Neigt die Generation-Y zur Bisexualität?

Bisexualität Studie

Es scheint, als wird jede Generation ein bisschen offener, was ihre Sexualität angeht. Die Generation-Y ist jedenfalls viel offener gegenüber bisexueller Anziehung als es unsere Eltern waren. Es scheint als sei heutzutage jeder ein bisschen bi. Diesen Trend belegt eine britische Studie.

Die britische Forschungswebseite YouGov hat Befragungen durchgeführt und britische Jugendliche nach ihrer sexuellen Neigung gefragt. Sie sollten sich auf einer Skala positionieren, die von 0, also heterosexuell bis 6, also homosexuell reichte. Die meisten Teilnehmer landeten irgendwo in der Mitte.

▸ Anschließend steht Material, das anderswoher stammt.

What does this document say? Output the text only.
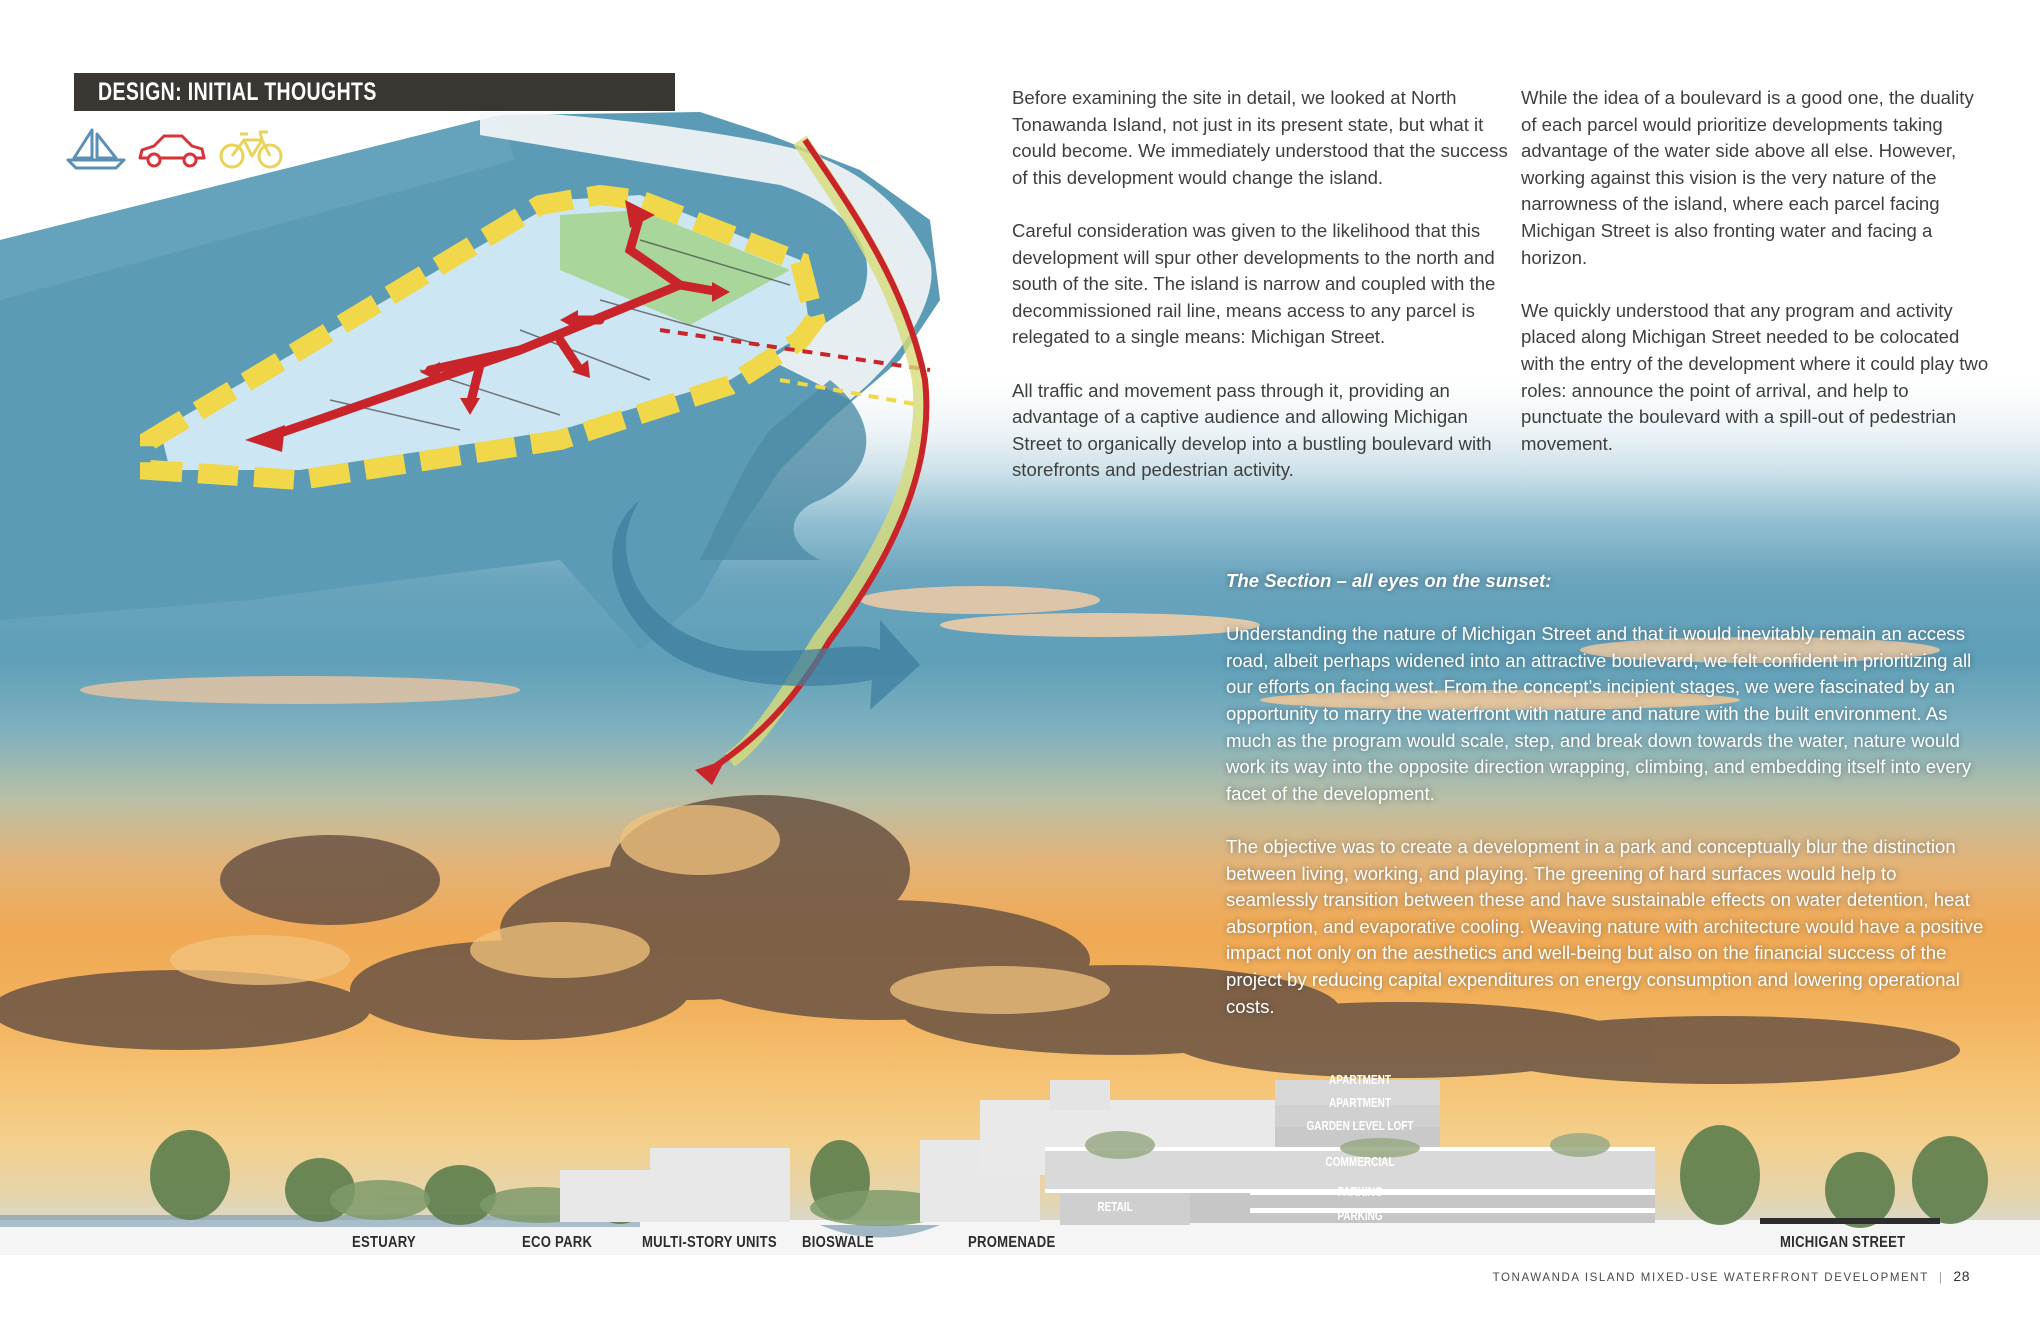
DESIGN: INITIAL THOUGHTS	Before examining the site in detail, we looked at North Tonawanda Island, not just in its present state, but what it could become. We immediately understood that the success of this development would change the island.

Careful consideration was given to the likelihood that this development will spur other developments to the north and south of the site. The island is narrow and coupled with the decommissioned rail line, means access to any parcel is relegated to a single means: Michigan Street.

All traffic and movement pass through it, providing an advantage of a captive audience and allowing Michigan Street to organically develop into a bustling boulevard with storefronts and pedestrian activity.

While the idea of a boulevard is a good one, the duality of each parcel would prioritize developments taking advantage of the water side above all else. However, working against this vision is the very nature of the narrowness of the island, where each parcel facing Michigan Street is also fronting water and facing a horizon.

We quickly understood that any program and activity placed along Michigan Street needed to be colocated with the entry of the development where it could play two roles: announce the point of arrival, and help to punctuate the boulevard with a spill-out of pedestrian movement.

The Section – all eyes on the sunset:

Understanding the nature of Michigan Street and that it would inevitably remain an access road, albeit perhaps widened into an attractive boulevard, we felt confident in prioritizing all our efforts on facing west. From the concept’s incipient stages, we were fascinated by an opportunity to marry the waterfront with nature and nature with the built environment. As much as the program would scale, step, and break down towards the water, nature would work its way into the opposite direction wrapping, climbing, and embedding itself into every facet of the development.

The objective was to create a development in a park and conceptually blur the distinction between living, working, and playing. The greening of hard surfaces would help to seamlessly transition between these and have sustainable effects on water detention, heat absorption, and evaporative cooling. Weaving nature with architecture would have a positive impact not only on the aesthetics and well-being but also on the financial success of the project by reducing capital expenditures on energy consumption and lowering operational costs.

APARTMENT
APARTMENT
GARDEN LEVEL LOFT
COMMERCIAL
RETAIL
PARKING
PARKING
ESTUARY	ECO PARK	MULTI-STORY UNITS BIOSWALE	PROMENADE	MICHIGAN STREET
TONAWANDA ISLAND MIXED-USE WATERFRONT DEVELOPMENT | 28
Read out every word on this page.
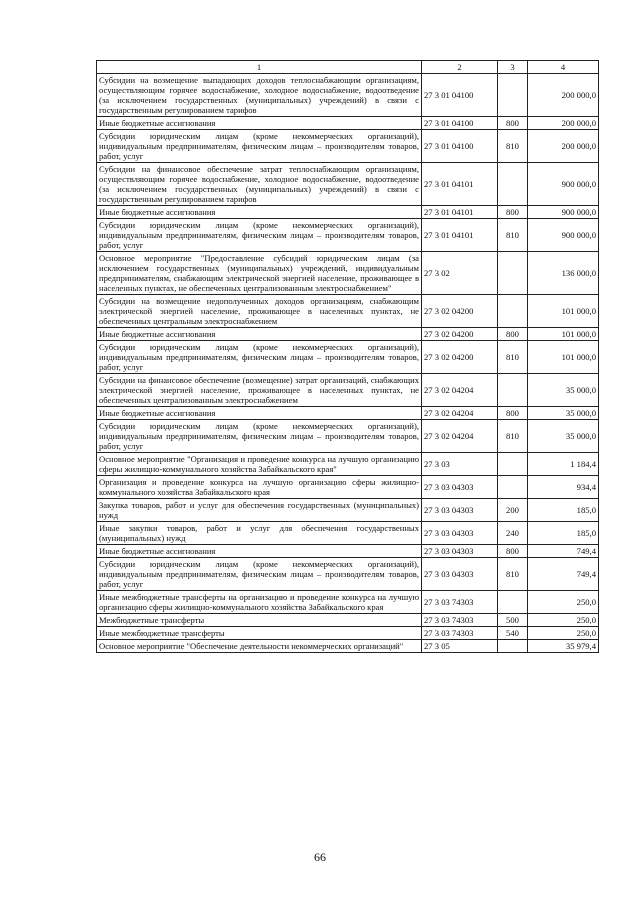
1	2	3	4
Субсидии на возмещение выпадающих доходов теплоснабжающим организациям, осуществляющим горячее водоснабжение, холодное водоснабжение, водоотведение (за исключением государственных (муниципальных) учреждений) в связи с государственным регулированием тарифов	27 3 01 04100		200 000,0
Иные бюджетные ассигнования	27 3 01 04100	800	200 000,0
Субсидии юридическим лицам (кроме некоммерческих организаций), индивидуальным предпринимателям, физическим лицам – производителям товаров, работ, услуг	27 3 01 04100	810	200 000,0
Субсидии на финансовое обеспечение затрат теплоснабжающим организациям, осуществляющим горячее водоснабжение, холодное водоснабжение, водоотведение (за исключением государственных (муниципальных) учреждений) в связи с государственным регулированием тарифов	27 3 01 04101		900 000,0
Иные бюджетные ассигнования	27 3 01 04101	800	900 000,0
Субсидии юридическим лицам (кроме некоммерческих организаций), индивидуальным предпринимателям, физическим лицам – производителям товаров, работ, услуг	27 3 01 04101	810	900 000,0
Основное мероприятие "Предоставление субсидий юридическим лицам (за исключением государственных (муниципальных) учреждений, индивидуальным предпринимателям, снабжающим электрической энергией население, проживающее в населенных пунктах, не обеспеченных централизованным электроснабжением"	27 3 02		136 000,0
Субсидии на возмещение недополученных доходов организациям, снабжающим электрической энергией население, проживающее в населенных пунктах, не обеспеченных центральным электроснабжением	27 3 02 04200		101 000,0
Иные бюджетные ассигнования	27 3 02 04200	800	101 000,0
Субсидии юридическим лицам (кроме некоммерческих организаций), индивидуальным предпринимателям, физическим лицам – производителям товаров, работ, услуг	27 3 02 04200	810	101 000,0
Субсидии на финансовое обеспечение (возмещение) затрат организаций, снабжающих электрической энергией население, проживающее в населенных пунктах, не обеспеченных централизованным электроснабжением	27 3 02 04204		35 000,0
Иные бюджетные ассигнования	27 3 02 04204	800	35 000,0
Субсидии юридическим лицам (кроме некоммерческих организаций), индивидуальным предпринимателям, физическим лицам – производителям товаров, работ, услуг	27 3 02 04204	810	35 000,0
Основное мероприятие "Организация и проведение конкурса на лучшую организацию сферы жилищно-коммунального хозяйства Забайкальского края"	27 3 03		1 184,4
Организация и проведение конкурса на лучшую организацию сферы жилищно-коммунального хозяйства Забайкальского края	27 3 03 04303		934,4
Закупка товаров, работ и услуг для обеспечения государственных (муниципальных) нужд	27 3 03 04303	200	185,0
Иные закупки товаров, работ и услуг для обеспечения государственных (муниципальных) нужд	27 3 03 04303	240	185,0
Иные бюджетные ассигнования	27 3 03 04303	800	749,4
Субсидии юридическим лицам (кроме некоммерческих организаций), индивидуальным предпринимателям, физическим лицам – производителям товаров, работ, услуг	27 3 03 04303	810	749,4
Иные межбюджетные трансферты на организацию и проведение конкурса на лучшую организацию сферы жилищно-коммунального хозяйства Забайкальского края	27 3 03 74303		250,0
Межбюджетные трансферты	27 3 03 74303	500	250,0
Иные межбюджетные трансферты	27 3 03 74303	540	250,0
Основное мероприятие "Обеспечение деятельности некоммерческих организаций"	27 3 05		35 979,4
66
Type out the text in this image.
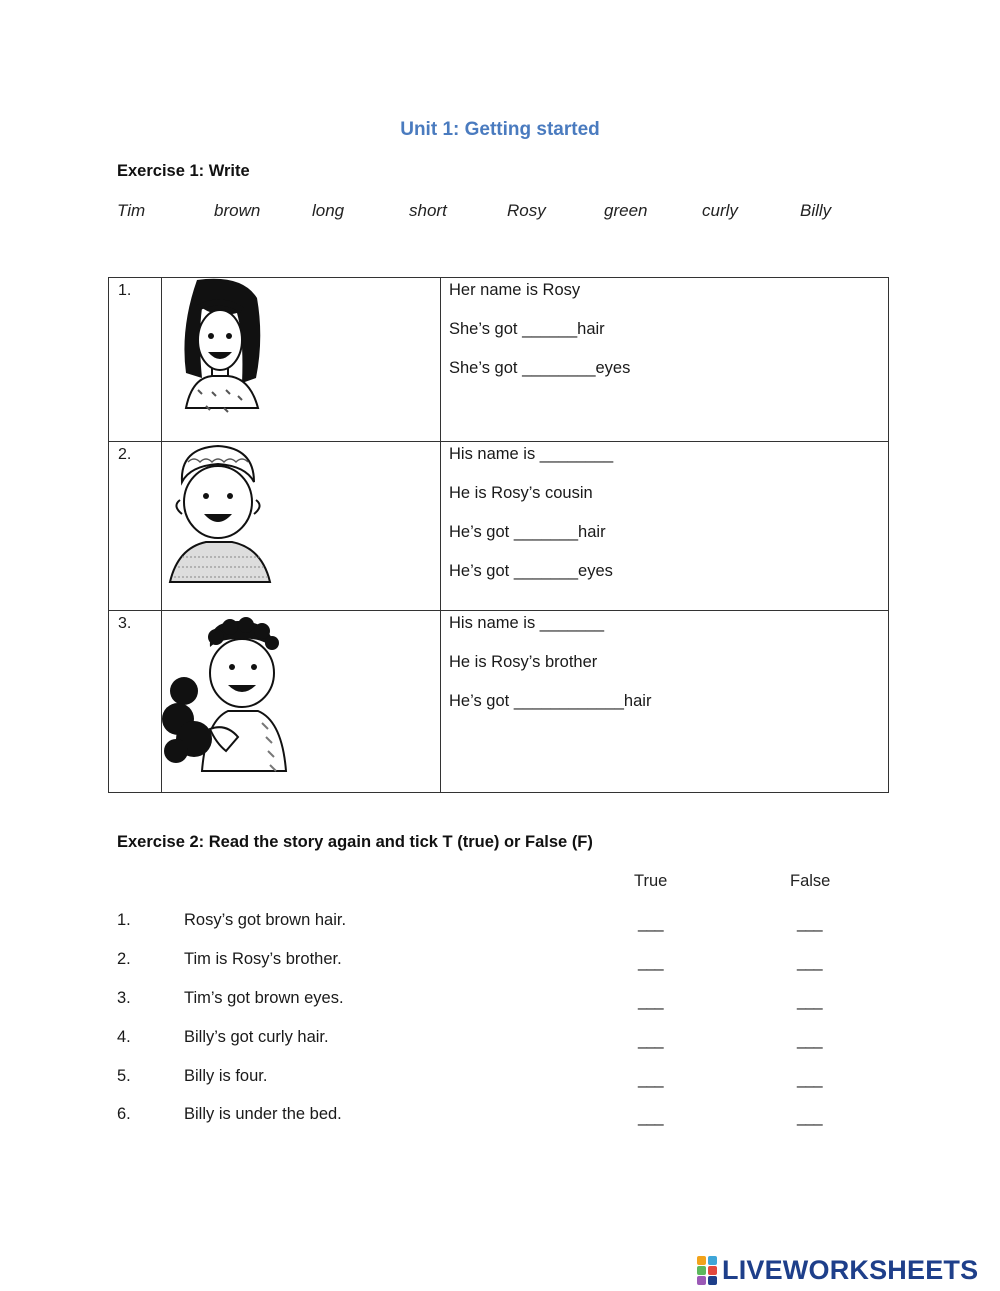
Unit 1: Getting started
Exercise 1: Write
Tim	brown	long	short	Rosy	green	curly	Billy
1.	Her name is Rosy
She’s got ______hair
She’s got ________eyes
2.	His name is ________
He is Rosy’s cousin
He’s got _______hair
He’s got _______eyes
3.	His name is _______
He is Rosy’s brother
He’s got ____________hair
Exercise 2: Read the story again and tick T (true) or False (F)
True	False
1.	Rosy’s got brown hair.	___	___
2.	Tim is Rosy’s brother.	___	___
3.	Tim’s got brown eyes.	___	___
4.	Billy’s got curly hair.	___	___
5.	Billy is four.	___	___
6.	Billy is under the bed.	___	___
LIVEWORKSHEETS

Gerade einmal die Hälfte der etwa 1600 Befragten zwischen 18 und 24 Jahren gaben an, dass sie absolut heterosexuell sind. 43 Prozent gab an, im bisexuellen Bereich der Skala zu sein, fünf Prozent gab an homosexuell zu sein und gerade einmal ein Prozent erklärte, „keiner“ Sexualität zugeordnet zu sein. In der Generation unserer Eltern gab die Mehrheit an, absolut heterosexuell zu sein. Ein deutlich kleiner Teil, nur 16 Prozent, gab an, sich zu beiden Geschlechtern hingezogen zu fühlen.

Wie es sich mit dem Sexleben verhält, hat sich die Studie ebenfalls angeschaut. Unsere Generation denkt nicht nur darüber nach, eventuell Gefühle für das andere Geschlecht zu hegen, sondern hat durchaus auch erotische bisexuelle Begegnungen. Während unter den hauptsächlich heterosexuellen Leuten nur 23 Prozent eine bisexuelle Erfahrung hatten, sind es bei den zur Bisexualität Neigenden schon 52 Prozent. Man kann daraus schließen, dass die Anzahl der bisexuellen Erfahrungen die Wahrscheinlichkeit der tatsächlichen bisexuellen Neigung erhöht.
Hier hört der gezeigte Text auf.